Rarely hypocalcaemia can be due to damage to the parathyroid glands by infiltration or radiation. Additionally, abnormal parathyroid gland development, as seen in DiGeorge syndrome, can result in hypocalcaemia.

Untreated, hypocalcaemia can cause dangerous cardiac arrhythmias and seizures.

Calcium is essential for many functions and structures in the body. This includes stability of membrane potential, neural transmission, bony structures, coagulation and intracellular signalling.

Hypocalcaemia can lead to neuromuscular irritability and tetany. In severe hypocalcaemia life-threatening arrhythmias and seizures can develop.

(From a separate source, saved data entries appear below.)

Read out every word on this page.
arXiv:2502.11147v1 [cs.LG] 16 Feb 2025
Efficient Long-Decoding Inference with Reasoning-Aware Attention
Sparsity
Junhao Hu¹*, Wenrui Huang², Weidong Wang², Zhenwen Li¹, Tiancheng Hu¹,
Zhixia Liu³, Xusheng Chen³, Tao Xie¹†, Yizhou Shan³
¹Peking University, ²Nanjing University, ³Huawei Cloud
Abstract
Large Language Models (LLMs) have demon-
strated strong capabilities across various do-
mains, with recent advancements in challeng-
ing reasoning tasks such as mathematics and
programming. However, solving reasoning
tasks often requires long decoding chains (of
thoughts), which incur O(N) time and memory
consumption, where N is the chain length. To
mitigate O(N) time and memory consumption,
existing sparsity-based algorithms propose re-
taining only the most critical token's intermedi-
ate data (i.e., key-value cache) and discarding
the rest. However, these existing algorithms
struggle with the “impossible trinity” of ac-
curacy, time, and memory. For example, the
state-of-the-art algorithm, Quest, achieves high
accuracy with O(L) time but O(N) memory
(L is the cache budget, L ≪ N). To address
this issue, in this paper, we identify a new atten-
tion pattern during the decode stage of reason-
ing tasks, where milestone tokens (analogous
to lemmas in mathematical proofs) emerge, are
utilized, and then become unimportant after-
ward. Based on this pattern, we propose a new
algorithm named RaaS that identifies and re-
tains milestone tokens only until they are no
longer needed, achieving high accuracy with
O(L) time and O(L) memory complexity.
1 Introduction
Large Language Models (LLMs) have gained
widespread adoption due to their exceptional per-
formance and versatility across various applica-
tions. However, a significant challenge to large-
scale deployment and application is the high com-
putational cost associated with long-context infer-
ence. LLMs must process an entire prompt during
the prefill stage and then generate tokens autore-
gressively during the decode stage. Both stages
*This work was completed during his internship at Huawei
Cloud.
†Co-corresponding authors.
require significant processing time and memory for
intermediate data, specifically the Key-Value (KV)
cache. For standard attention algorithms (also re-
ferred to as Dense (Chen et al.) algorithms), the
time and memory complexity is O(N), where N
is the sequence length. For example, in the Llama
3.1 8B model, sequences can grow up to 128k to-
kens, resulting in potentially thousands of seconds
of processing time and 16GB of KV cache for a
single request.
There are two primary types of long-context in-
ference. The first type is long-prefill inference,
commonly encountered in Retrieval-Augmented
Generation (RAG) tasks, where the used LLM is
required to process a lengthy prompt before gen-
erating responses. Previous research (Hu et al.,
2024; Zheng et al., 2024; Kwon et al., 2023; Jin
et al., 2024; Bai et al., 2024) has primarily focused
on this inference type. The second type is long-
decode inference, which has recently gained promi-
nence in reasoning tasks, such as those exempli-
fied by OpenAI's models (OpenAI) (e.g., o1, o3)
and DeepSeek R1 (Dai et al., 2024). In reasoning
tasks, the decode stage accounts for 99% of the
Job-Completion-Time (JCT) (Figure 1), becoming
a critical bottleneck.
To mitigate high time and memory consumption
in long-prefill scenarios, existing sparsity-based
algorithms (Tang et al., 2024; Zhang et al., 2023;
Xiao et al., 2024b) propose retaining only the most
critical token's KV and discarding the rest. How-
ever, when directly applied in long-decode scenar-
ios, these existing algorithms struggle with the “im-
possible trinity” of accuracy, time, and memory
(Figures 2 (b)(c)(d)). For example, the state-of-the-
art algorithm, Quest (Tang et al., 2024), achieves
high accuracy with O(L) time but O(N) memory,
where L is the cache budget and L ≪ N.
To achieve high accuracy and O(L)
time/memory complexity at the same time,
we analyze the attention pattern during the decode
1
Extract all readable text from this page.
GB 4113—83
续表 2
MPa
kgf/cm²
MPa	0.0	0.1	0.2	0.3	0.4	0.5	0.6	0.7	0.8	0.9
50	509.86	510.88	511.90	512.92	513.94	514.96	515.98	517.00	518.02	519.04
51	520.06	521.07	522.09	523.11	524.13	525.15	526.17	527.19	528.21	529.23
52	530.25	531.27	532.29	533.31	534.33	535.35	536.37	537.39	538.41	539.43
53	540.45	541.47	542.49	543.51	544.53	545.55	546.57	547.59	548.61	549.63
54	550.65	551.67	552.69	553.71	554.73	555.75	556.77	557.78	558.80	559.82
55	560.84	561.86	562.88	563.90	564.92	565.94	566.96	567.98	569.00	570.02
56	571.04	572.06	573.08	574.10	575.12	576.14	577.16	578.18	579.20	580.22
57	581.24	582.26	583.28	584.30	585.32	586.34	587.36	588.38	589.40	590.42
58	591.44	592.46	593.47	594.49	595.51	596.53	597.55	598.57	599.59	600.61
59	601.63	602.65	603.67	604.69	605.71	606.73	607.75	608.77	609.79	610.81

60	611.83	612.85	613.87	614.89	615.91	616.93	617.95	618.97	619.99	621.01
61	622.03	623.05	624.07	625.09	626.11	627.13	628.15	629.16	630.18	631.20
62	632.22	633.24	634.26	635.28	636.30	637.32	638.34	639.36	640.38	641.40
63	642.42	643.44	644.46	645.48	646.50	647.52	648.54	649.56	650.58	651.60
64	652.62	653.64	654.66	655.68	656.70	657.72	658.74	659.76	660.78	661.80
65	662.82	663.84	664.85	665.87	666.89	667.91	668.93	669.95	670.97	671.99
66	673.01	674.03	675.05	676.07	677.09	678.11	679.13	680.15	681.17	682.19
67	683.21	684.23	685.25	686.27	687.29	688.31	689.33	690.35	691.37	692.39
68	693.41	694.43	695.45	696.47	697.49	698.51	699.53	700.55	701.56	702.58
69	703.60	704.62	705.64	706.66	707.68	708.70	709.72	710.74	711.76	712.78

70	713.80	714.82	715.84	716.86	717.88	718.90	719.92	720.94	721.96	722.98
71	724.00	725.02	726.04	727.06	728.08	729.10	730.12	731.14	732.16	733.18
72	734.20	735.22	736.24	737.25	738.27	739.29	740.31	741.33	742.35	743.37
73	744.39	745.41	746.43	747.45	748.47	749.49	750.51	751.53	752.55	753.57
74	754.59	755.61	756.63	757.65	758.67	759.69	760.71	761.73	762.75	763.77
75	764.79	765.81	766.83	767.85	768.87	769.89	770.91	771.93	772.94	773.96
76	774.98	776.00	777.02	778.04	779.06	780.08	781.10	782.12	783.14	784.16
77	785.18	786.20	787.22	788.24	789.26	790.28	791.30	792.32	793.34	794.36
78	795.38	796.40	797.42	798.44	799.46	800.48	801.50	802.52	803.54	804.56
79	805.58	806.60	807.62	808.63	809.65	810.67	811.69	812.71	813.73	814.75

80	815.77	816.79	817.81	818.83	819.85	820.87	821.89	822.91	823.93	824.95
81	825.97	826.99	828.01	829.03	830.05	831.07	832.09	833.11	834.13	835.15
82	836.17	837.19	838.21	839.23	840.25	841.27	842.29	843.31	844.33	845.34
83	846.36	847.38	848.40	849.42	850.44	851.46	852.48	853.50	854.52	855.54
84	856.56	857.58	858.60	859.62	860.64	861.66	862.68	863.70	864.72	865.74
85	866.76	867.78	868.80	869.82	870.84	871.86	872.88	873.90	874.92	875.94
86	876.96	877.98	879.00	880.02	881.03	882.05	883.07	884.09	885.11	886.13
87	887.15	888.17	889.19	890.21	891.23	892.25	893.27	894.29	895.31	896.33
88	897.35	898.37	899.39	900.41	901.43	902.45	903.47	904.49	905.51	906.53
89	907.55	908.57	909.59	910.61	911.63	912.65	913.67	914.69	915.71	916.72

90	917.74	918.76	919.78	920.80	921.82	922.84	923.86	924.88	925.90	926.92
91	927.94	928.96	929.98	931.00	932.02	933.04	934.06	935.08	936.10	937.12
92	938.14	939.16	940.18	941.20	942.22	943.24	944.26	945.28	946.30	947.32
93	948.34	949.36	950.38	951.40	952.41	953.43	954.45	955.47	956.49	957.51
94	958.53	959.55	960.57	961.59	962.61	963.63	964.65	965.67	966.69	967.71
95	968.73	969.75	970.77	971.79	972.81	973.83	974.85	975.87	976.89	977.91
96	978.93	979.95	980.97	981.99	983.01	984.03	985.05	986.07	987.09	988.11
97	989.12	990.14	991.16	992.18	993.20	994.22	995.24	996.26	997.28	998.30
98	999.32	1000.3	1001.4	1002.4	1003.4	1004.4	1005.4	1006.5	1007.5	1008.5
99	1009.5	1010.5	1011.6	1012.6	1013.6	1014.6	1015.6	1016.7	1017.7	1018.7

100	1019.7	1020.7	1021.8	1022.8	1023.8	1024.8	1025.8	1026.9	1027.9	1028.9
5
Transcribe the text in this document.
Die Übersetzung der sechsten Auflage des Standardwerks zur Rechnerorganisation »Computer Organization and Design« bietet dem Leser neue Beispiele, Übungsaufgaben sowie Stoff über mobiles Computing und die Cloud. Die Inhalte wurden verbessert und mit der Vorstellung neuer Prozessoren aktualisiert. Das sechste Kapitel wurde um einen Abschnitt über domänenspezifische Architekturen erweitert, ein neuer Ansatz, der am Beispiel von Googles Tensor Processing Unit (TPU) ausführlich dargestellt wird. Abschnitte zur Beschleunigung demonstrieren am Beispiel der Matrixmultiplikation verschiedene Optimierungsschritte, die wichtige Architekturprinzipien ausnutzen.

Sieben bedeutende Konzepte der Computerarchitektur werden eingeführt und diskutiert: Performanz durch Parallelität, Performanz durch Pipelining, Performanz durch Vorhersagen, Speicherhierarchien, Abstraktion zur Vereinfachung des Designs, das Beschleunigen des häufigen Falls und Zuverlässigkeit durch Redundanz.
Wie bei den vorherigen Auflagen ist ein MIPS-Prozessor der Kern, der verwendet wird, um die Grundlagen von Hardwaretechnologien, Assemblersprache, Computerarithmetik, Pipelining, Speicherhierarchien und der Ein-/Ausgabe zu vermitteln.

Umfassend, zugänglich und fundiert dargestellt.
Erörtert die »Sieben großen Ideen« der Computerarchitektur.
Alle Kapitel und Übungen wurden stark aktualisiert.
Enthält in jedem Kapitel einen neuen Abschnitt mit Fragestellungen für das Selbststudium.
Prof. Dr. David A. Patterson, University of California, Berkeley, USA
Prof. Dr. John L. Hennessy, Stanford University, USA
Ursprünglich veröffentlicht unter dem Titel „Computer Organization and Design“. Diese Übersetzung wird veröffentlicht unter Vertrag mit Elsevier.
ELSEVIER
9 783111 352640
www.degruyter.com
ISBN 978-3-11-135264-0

Acute hypocalcaemia is characterised by paraesthesia and muscle spasms.

Symptoms

This usually occurs at calcium concentrations < 1.9 mmol/L

• Paraesthesia (numbness and tingling sensation, usually located peri-orally and in the fingers/toes)
• Muscle cramps
• Wheezing
• Voice changes (laryngospasm)
• CNS disturbance (seizures, irritability, confusion)
• Chest pain (angina)
• Palpitations (arrhythmias)

Signs

Two classical eponymous signs are associated with hypocalcaemia:

• Trousseau's sign: development of carpopedal spasm* following inflation of a blood pressure (BP) cuff above systolic BP
• Chvostek's sign: tapping over the course of the facial nerve in the pre-auricular area causes muscle spasms (seen as twitching of the face, mouth or nose)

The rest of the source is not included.